はじめに
2026年の日本株相場は、日経平均株価が6万円の大台に迫ると予想されます。2025年末の日経平均が5万円程度の水準で着地すると仮定すると、20%の上昇が見込まれる計算です。この強い上昇見通しは、主に「企業業績の継続的な改善」と「日本株のバリュエーション(PER)の見直し」という二つの国内要因が、米国株の良好な外部環境と相まって推進されるためです。
1. 企業業績の向上とバリュエーションの見直し
① 稼ぐ力の向上とCGコード改訂の結実
2026年の日本株上昇の最大の根拠は、日本企業の「稼ぐ力」の向上と資本効率改善の動きが加速することにあります。
・CGコード改訂の総仕上げ
2025年はコーポレートガバナンス・コード(CGコード)導入から10年の節目に当たり、2026年半ばを目途に5年ぶり3回目の改訂が議論されています。

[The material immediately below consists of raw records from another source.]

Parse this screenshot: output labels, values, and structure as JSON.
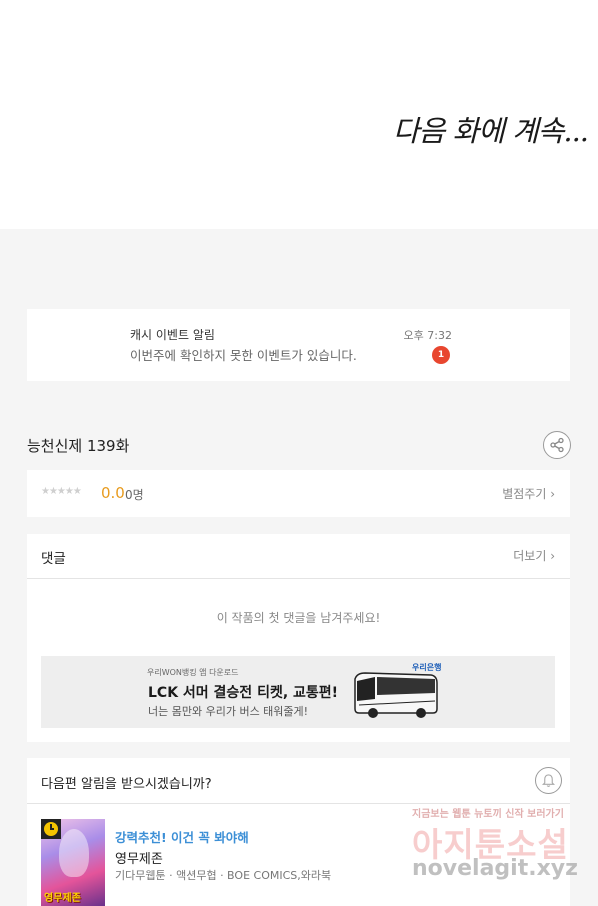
{
  "comic": {
    "caption": "다음 화에 계속..."
  },
  "event_notification": {
    "title": "캐시 이벤트 알림",
    "message": "이번주에 확인하지 못한 이벤트가 있습니다.",
    "time": "오후 7:32",
    "badge_count": "1"
  },
  "episode": {
    "title": "능천신제 139화",
    "share_icon": "share-icon"
  },
  "rating": {
    "stars_display": "★★★★★",
    "score": "0.0",
    "count": "0명",
    "rate_link": "별점주기 ›"
  },
  "comments": {
    "title": "댓글",
    "more_link": "더보기 ›",
    "empty_message": "이 작품의 첫 댓글을 남겨주세요!"
  },
  "ad": {
    "top_line": "우리WON뱅킹 앱 다운로드",
    "headline": "LCK 서머 결승전 티켓, 교통편!",
    "sub_line": "너는 몸만와 우리가 버스 태워줄게!",
    "logo_text": "우리은행"
  },
  "next_episode_alert": {
    "question": "다음편 알림을 받으시겠습니까?",
    "bell_icon": "bell-icon"
  },
  "recommendation": {
    "tag": "강력추천! 이건 꼭 봐야해",
    "title": "영무제존",
    "meta": "기다무웹툰 · 액션무협 · BOE COMICS,와라북",
    "thumb_title": "영무제존"
  },
  "watermark": {
    "top": "지금보는 웹툰 뉴토끼 신작 보러가기",
    "main": "아지툰소설",
    "url": "novelagit.xyz"
  }
}
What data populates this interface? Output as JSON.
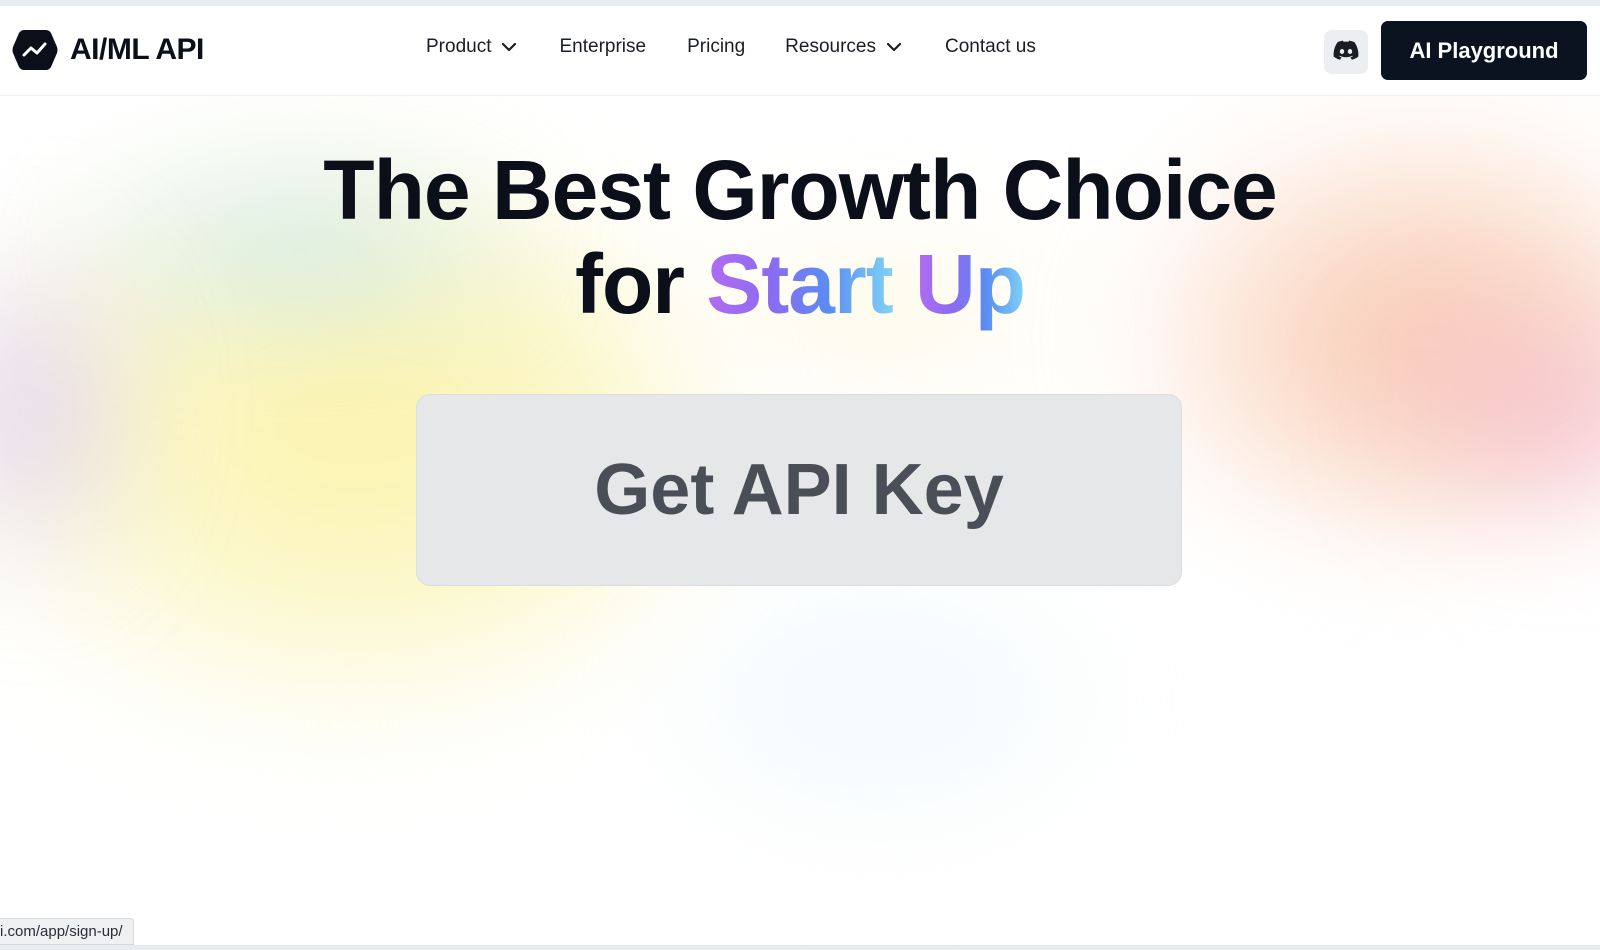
{
  "brand": {
    "name": "AI/ML API",
    "logo_icon": "chart-hexagon-icon"
  },
  "nav": {
    "product": "Product",
    "enterprise": "Enterprise",
    "pricing": "Pricing",
    "resources": "Resources",
    "contact": "Contact us"
  },
  "header": {
    "discord_icon": "discord-icon",
    "playground_label": "AI Playground"
  },
  "hero": {
    "line1": "The Best Growth Choice",
    "line2_prefix": "for ",
    "line2_highlight_1": "Start",
    "line2_space": " ",
    "line2_highlight_2": "Up",
    "cta_label": "Get API Key"
  },
  "status_url": "i.com/app/sign-up/",
  "colors": {
    "primary_dark": "#0b1220",
    "cta_bg": "#e6e7e9",
    "cta_text": "#4a4f57",
    "gradient_start": "#b26cf0",
    "gradient_end": "#7fd3f5"
  }
}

今回の改訂の核心は、金融庁の資料でも真っ先に掲げられている「稼ぐ力の向上」であり、これは10年以上前のアベノミクス成長戦略(「『日本再興戦略』改訂2014」)を起点とし、脈々と続いてきた国策ともいえる流れの集大成です。
・現金の使い方への言及
今回の改訂では、企業がため込みすぎた現金の使い方(キャピタル・アロケーション)にまで踏み込みます。現預金を投資などに有効活用できているかの検証・説明責任の明確化が検討されており、これによって日本企業の財務における特に非効率な部分の改善が期待できます。
・PBR改革の加速
CGコード改訂は、2023年3月に東証が要請した「資本コストや株価を意識した経営」(PBR改革)の延長線上にあります。この要請以降、企業の資本効率改善意識が高まり、自社株買いや増配が相次ぎ、日本株の底上げにつながっています。この不可逆的な流れが2026年にはさらに加速すると見られます。
② PER19倍の正当化
現在の日経平均の予想PERは19倍と、過去平均の15倍程度に比べると割高に見えますが、これは来期業績を織り込んでいるからという見方が一般的です。
・「実際的な」PERの穏当さ
Quick Consensusの来期予想EPS(3200円程度)で見ると、PERは過去平均並みの15〜16倍程度となり、適正な水準だと考えられます。
・評価そのものの高まり
筆者は、PERの上昇は業績の急激な下振れによるものではなく、2022年9月(東証の要請の半年前)を起点に日本株の評価が単純に見直され、水準を切り上げてきたと見ています。企業の資本効率改善、稼ぐ力の向上が進むことを背景に、現在の19倍というバリュエーションも十分に正当化されるという解釈です。